June 17, 2014 Updated: June 18, 2014

More than 300 children in China’s Hunan Province have been diagnosed with lead poisoning, with chemical pollution from a factory being the suspected source. The town’s mayor blames the poisoning on children biting on their pencils while studying in school, which triggered an angry outcry from netizens.

The children in Dapu Town, Hengdong County of Hunan Province were found with blood lead levels exceeding the health standard of 100 micrograms per liter, some of them had blood lead level as high as 322 micrograms per liter.

The Meilun Chemical plant, which produces electrolytic zinc, gives off foul-smelling fumes. Dust and waste-water are not being treated effectively and are directly discharged into nearby Xiangjiang River, local people told Jinghua Times, a mainland Chinese media.

According to the townspeople, an analysis of the poisoned children shows that the closer they live to the plant, the higher the children’s blood lead level is.

Authorities’ Response

Xiao Fenglan, director of Hengdong County Environmental Protection Bureau, responded to media enquiry on the lead poisoning, saying, “We cannot confirm whether the factory is the sole source [of the lead], we are not qualified [to affirm].”

The Mayor of Dapu Town made this public statement: “When children study at school, they chew on pencils while using them, which could also lead to excessive lead in their blood.”

The remarks triggered angry responses from Chinese netizens who condemned the officials for shirking responsibility and being shameless. Following are a few selected quotes.

“It is shameless for them to speak like this. Do people like this deserve to be officials?”

“Whenever there is a problem, instead of investigating the facts, they always look for excuses to shirk responsibility. Such officials bring disaster to the country and people.”

“Official, let me give you a common-known fact: the main ingredients in a pencil core is graphite. Pencils are made from the mixture of graphite and clay, it has nothing to do with lead.”

“They don’t even have common sense. The main ingredient of a pencil core is graphite, not lead. Regardless of what went wrong, they just want to shirk responsibility. Even if you are trying to shirk responsibility, you should find a plausible excuse, [or else] become a laughingstock!”

“This official is just too smart.

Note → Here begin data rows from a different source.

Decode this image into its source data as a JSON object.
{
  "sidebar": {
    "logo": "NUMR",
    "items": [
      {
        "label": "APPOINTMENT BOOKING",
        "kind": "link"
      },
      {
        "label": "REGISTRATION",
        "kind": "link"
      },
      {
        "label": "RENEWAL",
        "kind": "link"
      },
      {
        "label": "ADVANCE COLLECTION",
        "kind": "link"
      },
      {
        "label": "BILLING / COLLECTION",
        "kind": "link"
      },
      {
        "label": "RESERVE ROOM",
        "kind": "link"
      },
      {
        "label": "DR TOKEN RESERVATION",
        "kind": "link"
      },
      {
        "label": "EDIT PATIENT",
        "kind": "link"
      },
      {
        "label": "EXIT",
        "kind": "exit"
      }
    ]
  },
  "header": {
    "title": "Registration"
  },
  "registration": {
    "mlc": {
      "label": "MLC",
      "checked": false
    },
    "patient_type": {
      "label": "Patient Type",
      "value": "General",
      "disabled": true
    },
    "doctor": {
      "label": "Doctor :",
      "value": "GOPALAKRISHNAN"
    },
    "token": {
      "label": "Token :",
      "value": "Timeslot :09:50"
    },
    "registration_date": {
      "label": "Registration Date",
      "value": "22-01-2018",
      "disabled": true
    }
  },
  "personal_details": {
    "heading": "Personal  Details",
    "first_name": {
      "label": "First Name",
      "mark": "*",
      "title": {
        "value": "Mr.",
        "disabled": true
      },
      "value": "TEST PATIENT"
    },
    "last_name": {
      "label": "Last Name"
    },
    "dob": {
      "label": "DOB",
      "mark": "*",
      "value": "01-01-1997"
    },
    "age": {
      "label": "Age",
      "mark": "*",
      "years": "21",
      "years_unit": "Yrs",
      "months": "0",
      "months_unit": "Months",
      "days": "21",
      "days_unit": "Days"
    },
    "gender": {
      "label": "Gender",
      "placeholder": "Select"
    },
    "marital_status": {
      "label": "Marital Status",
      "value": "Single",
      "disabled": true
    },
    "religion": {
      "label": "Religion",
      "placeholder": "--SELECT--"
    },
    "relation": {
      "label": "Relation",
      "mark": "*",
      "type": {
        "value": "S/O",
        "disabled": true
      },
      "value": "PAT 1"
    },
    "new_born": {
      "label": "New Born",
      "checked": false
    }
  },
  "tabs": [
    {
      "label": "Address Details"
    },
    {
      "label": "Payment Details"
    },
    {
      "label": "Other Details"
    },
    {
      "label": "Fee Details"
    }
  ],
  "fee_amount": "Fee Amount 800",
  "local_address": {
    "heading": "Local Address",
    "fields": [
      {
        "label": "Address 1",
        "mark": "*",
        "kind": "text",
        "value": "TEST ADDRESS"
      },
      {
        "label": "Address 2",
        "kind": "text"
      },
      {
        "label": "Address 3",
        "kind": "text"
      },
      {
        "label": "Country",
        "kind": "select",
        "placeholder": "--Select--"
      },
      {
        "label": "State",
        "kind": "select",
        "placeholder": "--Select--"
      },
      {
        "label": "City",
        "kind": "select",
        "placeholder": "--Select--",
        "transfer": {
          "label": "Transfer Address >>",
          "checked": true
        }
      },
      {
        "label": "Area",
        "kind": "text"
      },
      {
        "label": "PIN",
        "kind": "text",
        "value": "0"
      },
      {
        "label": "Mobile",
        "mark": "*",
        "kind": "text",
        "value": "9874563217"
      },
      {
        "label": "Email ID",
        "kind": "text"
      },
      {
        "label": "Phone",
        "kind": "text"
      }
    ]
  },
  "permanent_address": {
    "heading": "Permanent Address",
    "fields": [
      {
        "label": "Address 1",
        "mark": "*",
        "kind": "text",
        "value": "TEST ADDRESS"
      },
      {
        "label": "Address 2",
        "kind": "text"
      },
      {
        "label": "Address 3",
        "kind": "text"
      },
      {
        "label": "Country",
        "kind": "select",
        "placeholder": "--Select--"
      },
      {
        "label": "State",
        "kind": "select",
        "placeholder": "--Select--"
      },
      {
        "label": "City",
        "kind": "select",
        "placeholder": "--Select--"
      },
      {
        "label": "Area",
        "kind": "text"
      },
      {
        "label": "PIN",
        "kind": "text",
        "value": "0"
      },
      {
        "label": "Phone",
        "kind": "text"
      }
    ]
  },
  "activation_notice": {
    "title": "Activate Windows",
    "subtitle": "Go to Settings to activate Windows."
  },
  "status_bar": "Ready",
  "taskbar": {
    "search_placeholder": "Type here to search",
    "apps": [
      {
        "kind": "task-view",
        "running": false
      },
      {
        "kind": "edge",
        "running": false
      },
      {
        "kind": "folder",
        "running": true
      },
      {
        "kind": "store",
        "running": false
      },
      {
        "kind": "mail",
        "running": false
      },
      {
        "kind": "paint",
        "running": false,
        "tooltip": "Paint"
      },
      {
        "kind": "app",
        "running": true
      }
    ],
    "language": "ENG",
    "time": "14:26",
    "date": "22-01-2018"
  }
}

His logic is: A pencil [in Chinese, literally translated as ‘lead pen’], if it didn’t contain lead, it wouldn’t be called a ‘lead pen’; therefore, it must contain lead … “

“[They] rush to shirk responsibility without even determining the cause.”

China expert Ma Tieying told Hong Kong’s Now TV that, years ago Hunan Province had a problem of heavy metal contaminated rice, causing 11 children to become sick. This time it involves the sickening of more than 300 children, yet a local official claims the children were chewing on their pencils.

In recent years, media have exposed many cases of Chinese children being poisoned by lead in places such as Ji’an City in Jiangxi Province, Fengxiang in Shaanxi Province, Wugang in Hunan Province, Kunming in Yunnan Province, Shanghang County in Longyan City, and Chenzhou City in Hunan Province.

Lead, even in small amounts, can cause serious health problems, according to a Mayo Clinic report. Children are especially vulnerable to lead poisoning, which can severely affect mental and physical development. Asymptomatic lead poisoning can permanently damage children’s brains.